Keywords: DHS, immigrant workers, H-1B, employment authorization

On May 6, 2014, the US Department of Homeland Security (DHS) announced the publication of two proposed rules relating to highly skilled immigrant workers. The first would extend employment authorization to the spouses of certain specialty occupation (H-1B) workers; the second would enhance opportunities for certain groups of highly skilled workers to remain in the United States.

Employment Authorization for Dependent Spouses of Certain H-1B Workers

US employers sponsor highly skilled workers for H-1B visas, primarily for science, technology, engineering and mathematics (STEM) occupations. However, under current regulations, employment authorization is not available for the dependent spouses of H-1B employees. The rule proposed by DHS would allow dependent spouses with H-4 visas to request work authorization as long as the H-1B employee has started the process of seeking lawful permanent residence based on employment. The rule would apply to the H-4 dependent spouse of an H-1B worker who:

  • Is the beneficiary of an approved Form I-140, Immigrant Petition for Alien Worker; or
  • Has been granted an extension of stay in the United States under the American Competitiveness in the 21st Century Act of 2000 (AC21). AC21 permits H-1B workers seeking lawful permanent residence to work and remain in the United States beyond the statutory six-year limit.

Enhanced Opportunities for Highly-Skilled Workers to Remain in the United States

Current regulations allow for automatic employment extensions of up to 240 days for H-1B visa holders and other employment-based nonimmigrants for whom an extension of stay application is timely filed. The proposed rule would extend the same benefit to those in visa categories created after the existing rules were promulgated.

The rule would affect workers in specialty occupation nonimmigrant classifications for professionals from Chile and Singapore (H-1B1) and Australia (E-3), as well as Commonwealth of the Northern Mariana Island-Only Transitional Workers (CW-1). The rule would also add H-1B1 and E-3 visa holders to the list of aliens authorized for employment incident to status, i.e., they do not have to separately apply to DHS for employment authorization.

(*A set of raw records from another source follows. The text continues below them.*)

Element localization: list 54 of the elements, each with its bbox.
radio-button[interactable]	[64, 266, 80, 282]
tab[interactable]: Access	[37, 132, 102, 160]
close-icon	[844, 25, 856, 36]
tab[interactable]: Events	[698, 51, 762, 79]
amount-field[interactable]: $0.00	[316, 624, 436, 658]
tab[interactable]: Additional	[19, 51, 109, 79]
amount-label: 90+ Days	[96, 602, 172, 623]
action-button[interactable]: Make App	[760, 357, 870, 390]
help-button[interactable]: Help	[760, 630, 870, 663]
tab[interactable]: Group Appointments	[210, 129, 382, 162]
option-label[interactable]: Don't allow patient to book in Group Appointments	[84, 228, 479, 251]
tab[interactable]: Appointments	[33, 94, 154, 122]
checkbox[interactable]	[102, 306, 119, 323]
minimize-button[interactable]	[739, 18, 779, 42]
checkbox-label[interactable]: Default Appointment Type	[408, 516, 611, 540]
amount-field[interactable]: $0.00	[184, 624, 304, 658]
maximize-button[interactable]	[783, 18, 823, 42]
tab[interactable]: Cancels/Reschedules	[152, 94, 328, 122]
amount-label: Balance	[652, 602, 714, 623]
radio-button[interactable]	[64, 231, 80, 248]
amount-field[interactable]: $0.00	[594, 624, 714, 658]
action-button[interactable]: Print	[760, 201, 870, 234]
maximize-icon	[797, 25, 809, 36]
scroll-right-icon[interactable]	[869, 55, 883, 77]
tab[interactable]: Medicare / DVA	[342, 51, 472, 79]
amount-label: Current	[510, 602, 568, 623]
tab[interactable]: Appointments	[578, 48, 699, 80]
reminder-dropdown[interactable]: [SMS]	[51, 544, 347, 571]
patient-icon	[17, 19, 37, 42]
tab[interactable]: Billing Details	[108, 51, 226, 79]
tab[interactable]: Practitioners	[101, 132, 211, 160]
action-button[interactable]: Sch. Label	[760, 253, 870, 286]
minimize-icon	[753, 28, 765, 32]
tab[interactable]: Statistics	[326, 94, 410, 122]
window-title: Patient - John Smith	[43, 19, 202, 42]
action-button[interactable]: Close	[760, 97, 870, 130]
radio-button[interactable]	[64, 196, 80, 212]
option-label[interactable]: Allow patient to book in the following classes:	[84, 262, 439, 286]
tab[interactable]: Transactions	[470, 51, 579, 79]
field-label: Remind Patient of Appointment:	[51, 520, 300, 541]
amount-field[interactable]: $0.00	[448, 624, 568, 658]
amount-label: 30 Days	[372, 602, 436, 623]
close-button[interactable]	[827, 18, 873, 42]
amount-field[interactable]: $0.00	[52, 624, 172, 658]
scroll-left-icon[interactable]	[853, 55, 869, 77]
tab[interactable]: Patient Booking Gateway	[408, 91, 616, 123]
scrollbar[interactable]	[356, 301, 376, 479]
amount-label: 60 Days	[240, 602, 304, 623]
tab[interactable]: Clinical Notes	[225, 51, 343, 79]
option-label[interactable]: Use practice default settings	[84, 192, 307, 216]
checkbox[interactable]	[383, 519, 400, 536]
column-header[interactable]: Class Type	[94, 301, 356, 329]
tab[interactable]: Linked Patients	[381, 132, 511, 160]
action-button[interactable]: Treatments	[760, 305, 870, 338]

Finally, the proposed rule would expand the current list of evidentiary criteria for employment-based first preference (EB-1) outstanding professors and researchers to allow the submission of evidence comparable to the forms of evidence already listed in the regulations for other employment-based immigrant categories.

On the Horizon

DHS Deputy Secretary Alejandro Mayorkas estimated that 97,000 people could benefit from the H-4 work authorization rule in the first year, and as many as 30,000 per year thereafter. While some groups—including FWD, a business group founded by Facebook CEO Mark Zuckerberg—have applauded the rules, critics have claimed that the government should focus on helping US citizens obtain employment. The rules announced on Tuesday will be published in the Federal Register for public comment and all comments will be considered before final rules will become effective.

Pending legislation that was passed by the Senate and introduced in the House would provide employment authorization for H-4 dependent spouses of H-1B workers. The Senate provision would apply only to nationals of countries that provide reciprocal employment privileges to spouses of US citizens working abroad. The House bill contains no such limitation.